ACCRA Ghana's new central bank chief stands ready to vigorously defend price stability in the African oil producer, he said on Wednesday, but predicted inflation will slip back to single digits by mid-year.
In his first interview since taking office last week, Bank of Ghana Governor Henry Kofi Wampah said he also expects the cedi currency to remain "broadly stable" and is seeking powers for the central bank to punish those flouting foreign exchange restrictions.
He said the primary focus of his five-year term would be to keep prices under control in the West African nation, which started pumping oil three years ago.
"I intend to vigorously deal with all threats that would prevent us from achieving this target," the 58-year-old economist told Reuters.
"My legacy should be the achievement of our macro-economic stability objectives, stable inflation rates and broadly stable exchange rates."
Ghana's annual consumer price inflation hit 10 percent in February for the first time since June 2010, rising above the mid-point of the central bank's inflation targeting band two percentage points either side of 9 percent.
Speaking as part of a Reuters Africa Investment Summit, Wampah said it was too early to say what the central bank would decide at the next session of its rate committee in May.
"The rise in inflation we saw in February was temporary so events in the coming months will indicate what will unfold at the next meeting," he said.
After a cut to fuel subsidies, "there was a clear indication that inflation would go up at the end of the first quarter and will trend down by half year as the harvest season sets in, so we are not worried," he said.
Increased oil production this year should cushion Ghana against the risks of unfavorable commodities prices, he said.
Wampah said the cedi currency should remain "broadly stable" in 2013 versus last year: "There are seasonalities that might drive the currency to fluctuate but I don't believe we'll see the type of depreciation we had last year."
The cedi plunged nearly 18 percent in the first half of 2012 as imports rose to feed a booming economy, prompting the central bank to introduce banking and foreign exchange restrictions.
Wampah said the controls would remain in place for some time. The Bank of Ghana is seeking an amendment to foreign exchange regulations to allow it take punitive action against any infringement, he said.
"Our target is that by the end of this year, we will pass it through cabinet and then to parliament for passage because if you do that quickly it'd be able to address some of the constraints within the foreign exchange environment."
DEFICIT A MAJOR CHALLENGE
The cocoa, gold and oil exporter's budget deficit jumped to 12.1 percent last year, nearly double its 6.7 percent target, due to election spending and a shortfall in tax revenues.
President John Dramani Mahama's government unveiled plans last month to pare the deficit to 9 percent of gross domestic product (GDP) while achieving 8 percent economic growth.
It aims to restrain end-year inflation to 9 percent despite hiking state expenditure by 20 percent.
"One of the major challenges this year will be how we unwind the deficit," Wampah said. "For me, these targets are achievable if we work hard."

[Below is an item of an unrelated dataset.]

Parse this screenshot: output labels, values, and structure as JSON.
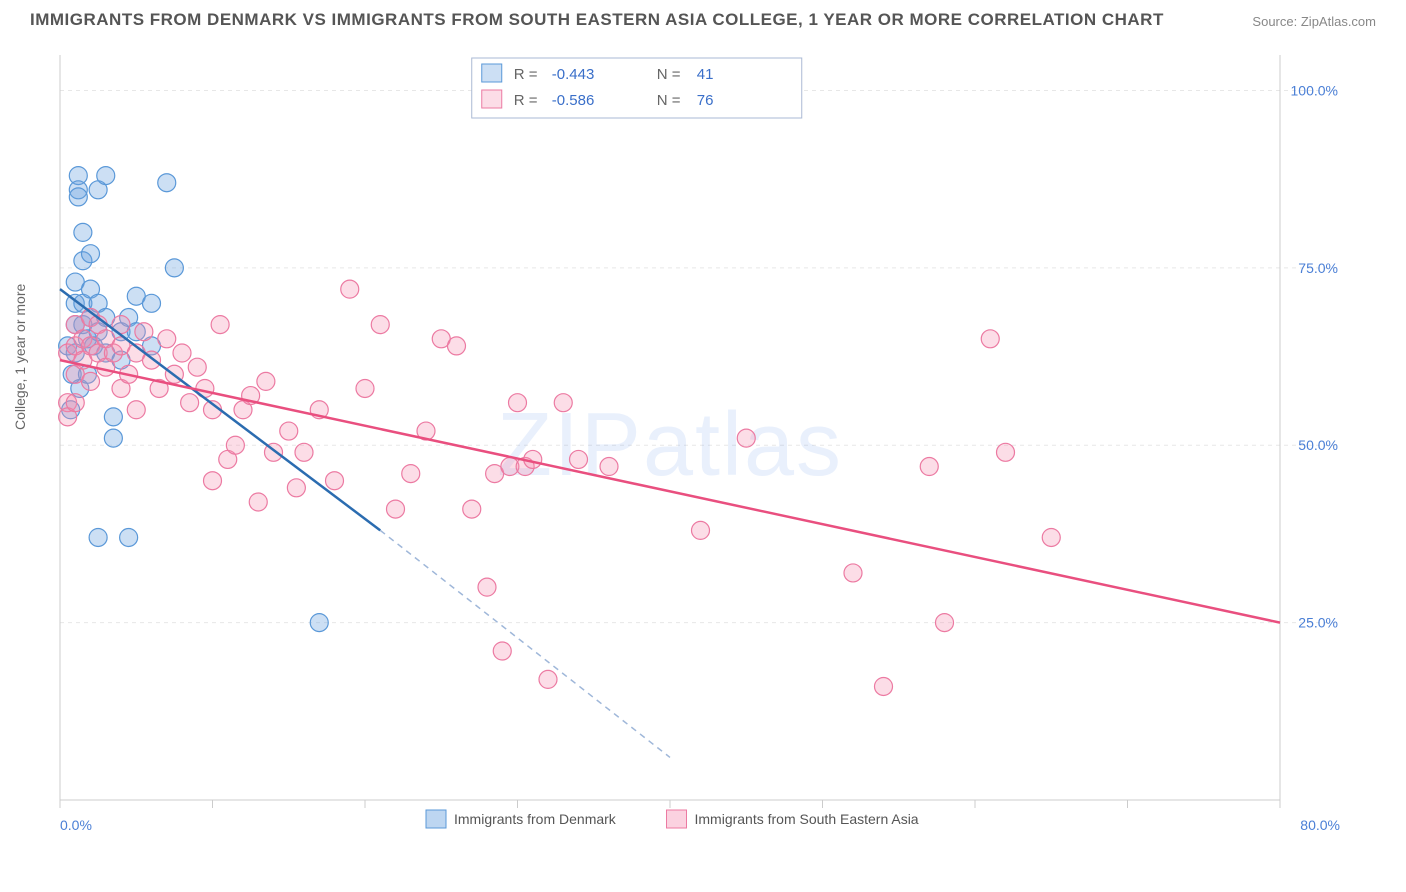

Wampah said there were plans to completely remove fuel and utility subsidies by the end of the year. He said Ghana must avoid any fiscal slippage this year so as to free resources for badly-needed infrastructure and reduce its public debt.
Ghana's total public debt rose by more than a fifth last year to $18.8 billion, versus $15.3 billion in 2011. Wampah said the debt portfolio was within internationally acceptable levels.
Once it has concluded consultations with banks, the central bank was planning to start publishing a formula for determining interest rates as part of steps to lower them.
"We are hoping to reach an agreement with the banks at our next quarterly meeting on the formula and we believe that will bring transparency in the determination of base rates," he said.
Ghanaian interest rates, mostly benchmarked to treasury bill rates, remain among the highest in Africa at between 24 and 30 percent. Wampah said plans for a reduction in government domestic borrowing would also push rates down.
"We are poised to see the rates down so that businesses will grow and offer job opportunities to our people," he added.
The central bank is also encouraging banks operating in Ghana to list on the Ghana Stock Exchange, he said, "because listing will lead to transparency in their operations and enhance accountability."
The central bank was ready to extend capital requirement deadlines for banks if they listed. "If it needs other considerations to be given them, we will do that, subject to government approval."
The central bank is also studying the application by South Africa's FirstRand (FSRJ.J) to acquire Ghana's Merchant Bank. FirstRand, South Africa's second largest bank, said in August it would pay $91 million for 75 percent of Merchant Bank.
"The transaction involves the possible injection of social security funds of Ghanaian workers into the new business so it is important that the stakeholders are widely consulted before we give approval," he said.